The court found Holleeder guilty of ordering the murders of Cor van Hout, Willem Endstra, Kees Houtman, John Mieremet and Thomas van der Bijl. He was also found guilty of the murder of a boat trader who was killed in the assassination of Van Hout. 

The court stressed the severity of the crimes the Heineken kidnapper is accused of. Holleeder led a world in which power, violence and lawlessness reigned supreme, the court said. "Fear rules in the world of crime", the judge said. "The leaders are always wary of treachery." 

While there is no concrete evidence for Holleeder's involvement in the five assassinations, a whole series of witnesses linked him to these murders, including his two sisters, his ex-girlfriend, and key witnesses Fred Ros and Peter La Serpe. The Supreme Court previously determined that the authorities broke no rules in the use of these key witnesses, and the court agrees. "The testimonies are reliable and can be used in the usual way in this case", the court said. 

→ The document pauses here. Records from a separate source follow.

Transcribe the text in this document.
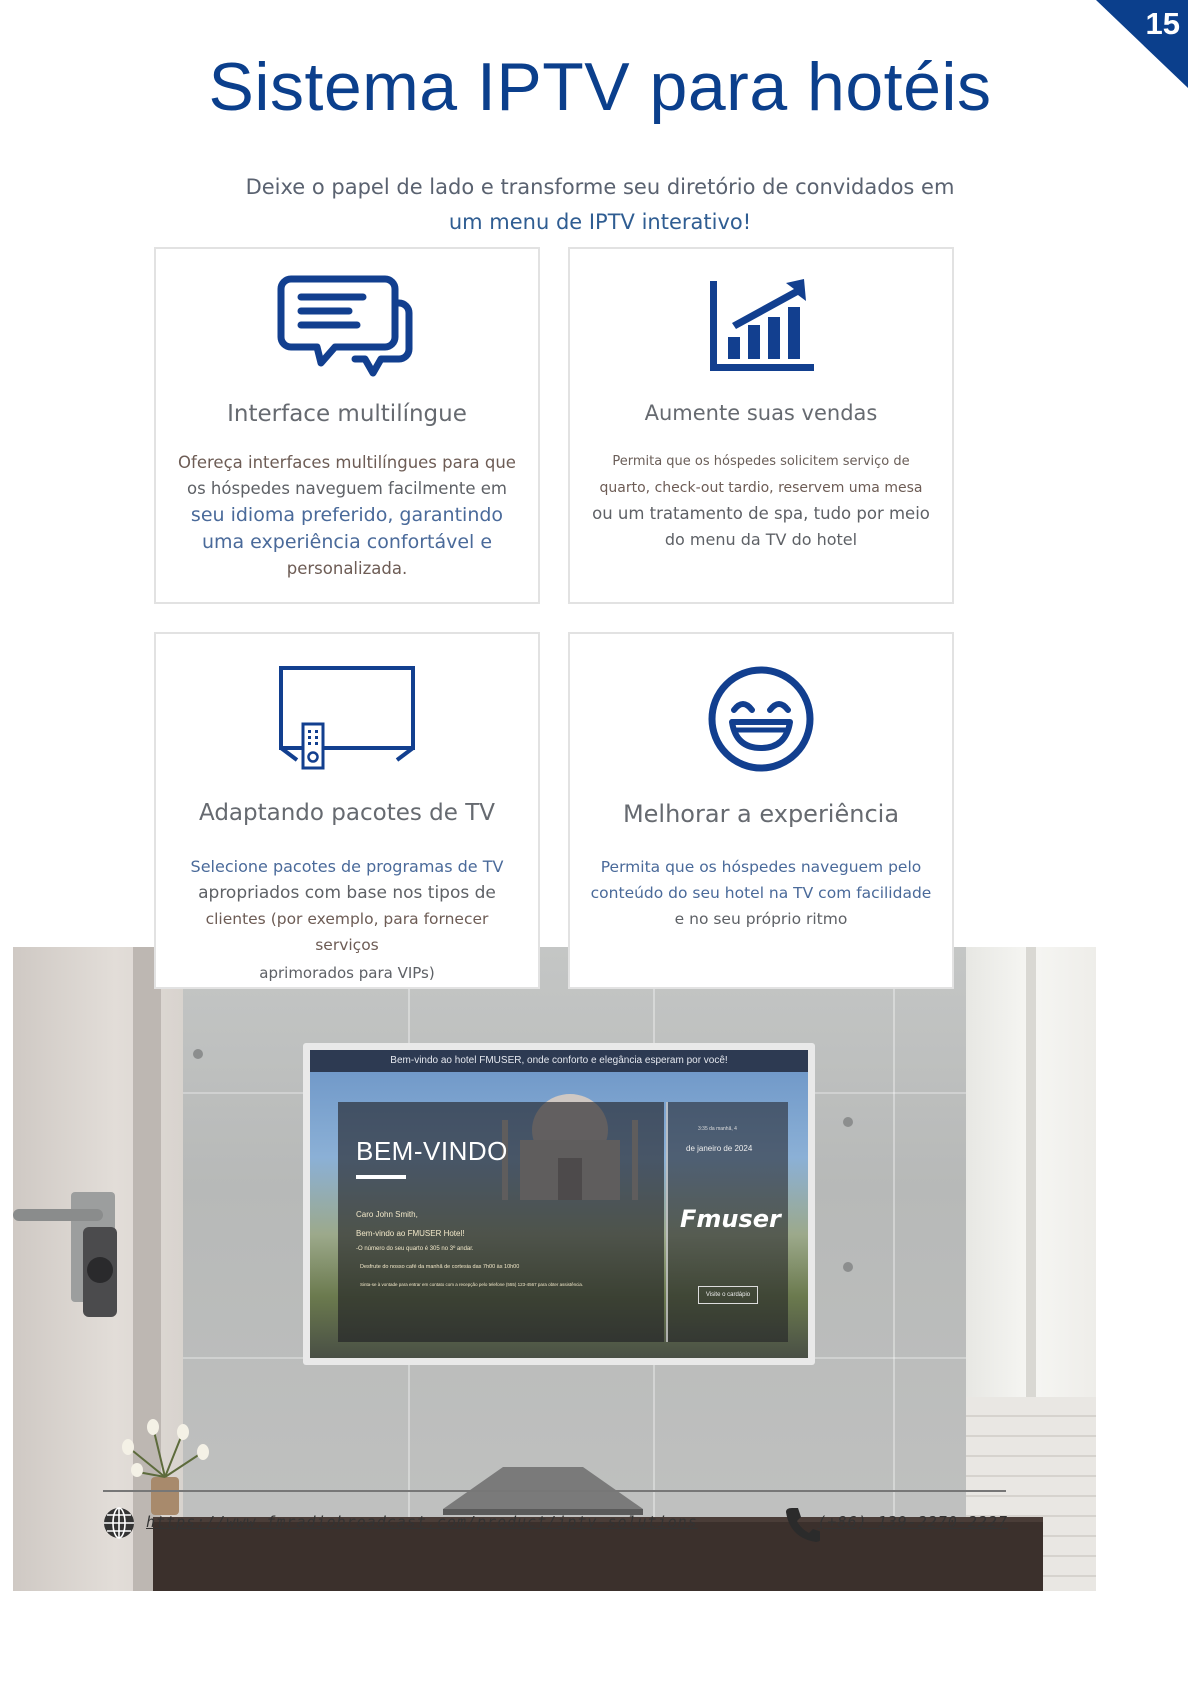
15
Sistema IPTV para hotéis
Deixe o papel de lado e transforme seu diretório de convidados em
um menu de IPTV interativo!
Bem-vindo ao hotel FMUSER, onde conforto e elegância esperam por você!
BEM-VINDO
Caro John Smith,
Bem-vindo ao FMUSER Hotel!
-O número do seu quarto é 305 no 3º andar.
Desfrute do nosso café da manhã de cortesia das 7h00 às 10h00
Sinta-se à vontade para entrar em contato com a recepção pelo telefone (555) 123-4567 para obter assistência.
3:35 da manhã, 4
de janeiro de 2024
Fmuser
Visite o cardápio
Interface multilíngue
Ofereça interfaces multilíngues para que
os hóspedes naveguem facilmente em
seu idioma preferido, garantindo
uma experiência confortável e
personalizada.
Aumente suas vendas
Permita que os hóspedes solicitem serviço de
quarto, check-out tardio, reservem uma mesa
ou um tratamento de spa, tudo por meio
do menu da TV do hotel
Adaptando pacotes de TV
Selecione pacotes de programas de TV
apropriados com base nos tipos de
clientes (por exemplo, para fornecer serviços
aprimorados para VIPs)
Melhorar a experiência
Permita que os hóspedes naveguem pelo
conteúdo do seu hotel na TV com facilidade
e no seu próprio ritmo
https://www.fmradiobroadcast.com/product/iptv-solutions	(+86) 139-2270-2227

The court also considered testimony given by Holleeder's sisters and ex-girlfriend reliable. "It was not in their best interest to make contact with the judiciary." Holleeder's lawyers claimed that sister Astrid suffered from psychiatric disorders, but there is no evidence for that, the court said. There is also no reason to believe that secret recordings Astrid made of conversations with her brother, which formed part of the evidence against him, are unreliable.

Holleeder said multiple times that he was responsible for the murder of his brother-in-law Cor van Hout. "Finally it succeeded", he said to his sister, for example. He also asked about Van Hout's inheritance and criminal assets on the night of his murder. There is enough reliable testimony to show that Holleeder ordered this murder, the court ruled. Boat trader Robert ter Haak was also killed during this assassination.

The court considered it proven that Holleeder was behind the murder of real estate magnate Willem Endsra. He discussed this murder with his sisters, telling sister Sonja that "it was him or me". Other statements also show that Holleeder, working with the group around criminals Dino Soerel and Stanley Hillis, caused Endstra's death. 

The testimony of the two key whiteness and an anonymous witness, who heard Holleeder talking to other criminals in a club, convincingly showed that Holleeder commissioned the murder of drug dealer Kees Houtman, the court said. The court also considered Holleeder guilty of the murder of Thomas van der Bijl. 

Holleeder also ordered the murder of John Mierement, the court ruled. The crime boss was also convicted of a failed assassination attempt on John Mieremet in 2002. Various statements from witnesses showed this, the court said. 

The court did not believe the image Holleeder sketched of himself in the courtroom - that he is a 'crook' who dealt with many serious criminals, but that he cannot be blamed for the actions of others. The court pointed out that Holleeder assured them multiple times that he was telling the truth, only to change his statements later. He also invoked his right to remain silent at crucial moments. "False and opportunistic", the court called it. "With that, you seriously compromised the credibility of your statements."